Lidington told Marr the Grenfell Tower public inquiry would not look at the criminal investigation into the disaster, as that was being dealt with by the police.

He also did not refute HM Chief Inspector of Prisons’ Peter Clark’s recent finding that some UK prisons have become “violent and dangerous places”.

Ridge on Sunday

Shadow Work and Pensions Secretary Debbie Abrahams told Sky’s Sophy Ridge that benefit costings were not deliberately left out of the Labour manifesto.

Abrahams also said that teachers living in London would have to save for 71 years to afford the deposit for a home in the capital.

The Labour MP also addressed the issue of deselection talk in the party and echoed her shadow cabinet colleague in calling for unity.

BBC Daily Politics

Tory MP Owen Paterson hit back at Cable’s claim that Brexit may not happen, telling Andrew Neil he was “behind history”.

The prominent Brexiteer said: “We are going to leave and we are on target.”

Speaking from his leafy North Shropshire constituency, Paterson also said that backing out of Brexit could be damaging for “the integrity of the whole establishment”, as it would show MPs ignoring the will of the people.

Next, it was the turn of Labour MP Caroline Flint.
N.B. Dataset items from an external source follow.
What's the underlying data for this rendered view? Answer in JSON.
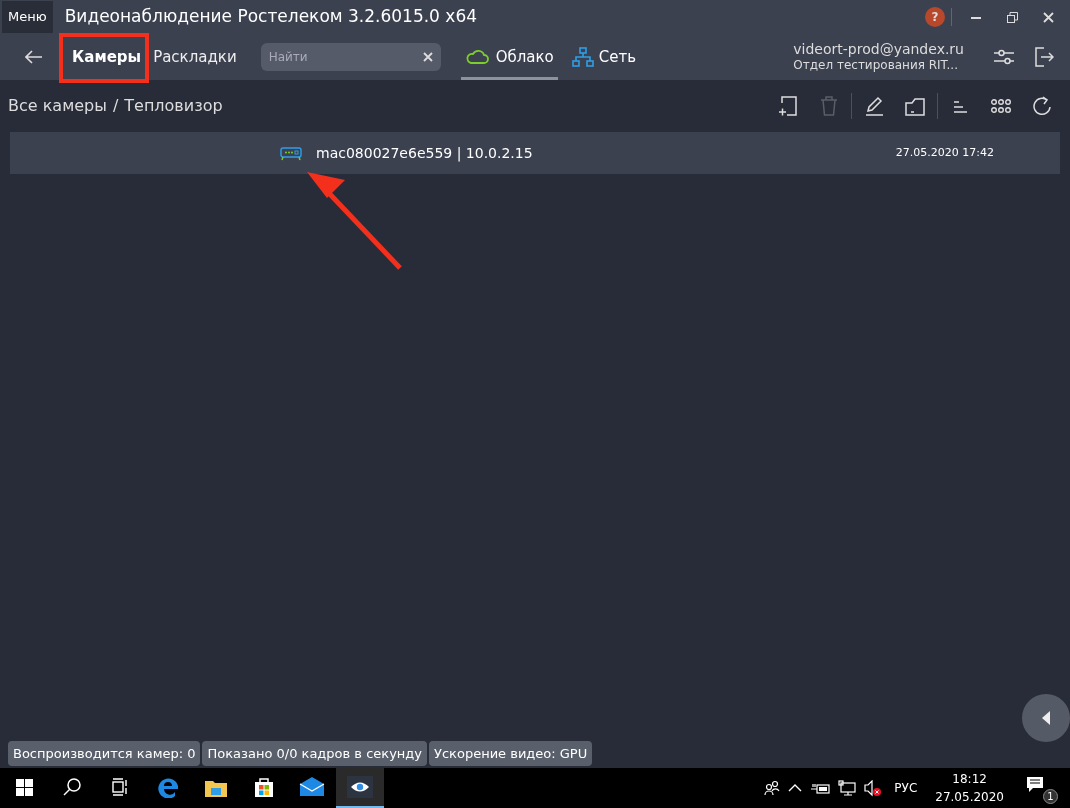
{
  "window": {
    "menu": "Меню",
    "title": "Видеонаблюдение Ростелеком 3.2.6015.0 x64",
    "help": "?"
  },
  "nav": {
    "tabs": [
      {
        "label": "Камеры",
        "selected": true
      },
      {
        "label": "Раскладки",
        "selected": false
      }
    ],
    "search": {
      "placeholder": "Найти"
    },
    "sources": [
      {
        "kind": "cloud",
        "label": "Облако",
        "selected": true
      },
      {
        "kind": "network",
        "label": "Сеть",
        "selected": false
      }
    ],
    "account": {
      "email": "videort-prod@yandex.ru",
      "org": "Отдел тестирования RIT..."
    }
  },
  "breadcrumb": {
    "parent": "Все камеры",
    "separator": "/",
    "current": "Тепловизор"
  },
  "toolbar": [
    {
      "kind": "add",
      "disabled": false
    },
    {
      "kind": "delete",
      "disabled": true
    },
    {
      "kind": "sep"
    },
    {
      "kind": "edit",
      "disabled": false
    },
    {
      "kind": "folder",
      "disabled": false
    },
    {
      "kind": "sep"
    },
    {
      "kind": "sort",
      "disabled": false
    },
    {
      "kind": "grid",
      "disabled": false
    },
    {
      "kind": "refresh",
      "disabled": false
    }
  ],
  "cameras": [
    {
      "name": "mac080027e6e559 | 10.0.2.15",
      "date": "27.05.2020 17:42"
    }
  ],
  "status_bar": [
    "Воспроизводится камер: 0",
    "Показано 0/0 кадров в секунду",
    "Ускорение видео: GPU"
  ],
  "taskbar": {
    "apps": [
      {
        "kind": "start",
        "selected": false
      },
      {
        "kind": "search",
        "selected": false
      },
      {
        "kind": "taskview",
        "selected": false
      },
      {
        "kind": "edge",
        "selected": false
      },
      {
        "kind": "explorer",
        "selected": false
      },
      {
        "kind": "store",
        "selected": false
      },
      {
        "kind": "mail",
        "selected": false
      },
      {
        "kind": "eye",
        "selected": true
      }
    ],
    "language": "РУС",
    "time": "18:12",
    "date": "27.05.2020",
    "notifications": "1"
  }
}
Flint, who served as a minister under Tony Blair and Gordon Brown, said talk of deselections in the party would make for bad headlines about Labour and Jeremy Corbyn.

She said Labour MPs had won a mandate from voters.

Finally, Kensington MP Emma Dent Coad spoke to Andrew Neil about the aftermath of the tragic fire at Grenfell Tower, which has claimed the lives of at least 80 people.

She said residents feared the disaster would be used to “socially cleanse” the area.

Dent Coad also repeated her call for the inquiry head Sir Martin Moore-Bick to stand down, despite her never having met him, saying he has lost the trust of survivors.

Pienaar’s Politics

Sir Vince Cable was also the guest on John Pienaar’s Radio Five Live show.

The questioning took a bizarre turn when Sir Vince was asked about a political thriller novel he has penned.

The post-Brexit Westminster thriller centres on a love affair between a British politician and the heir of an Indian arms manufacturer.

When asked “just how racy is this book” by Pienaar, the former Business Secretary insisted it won’t win the Bad Sex Award.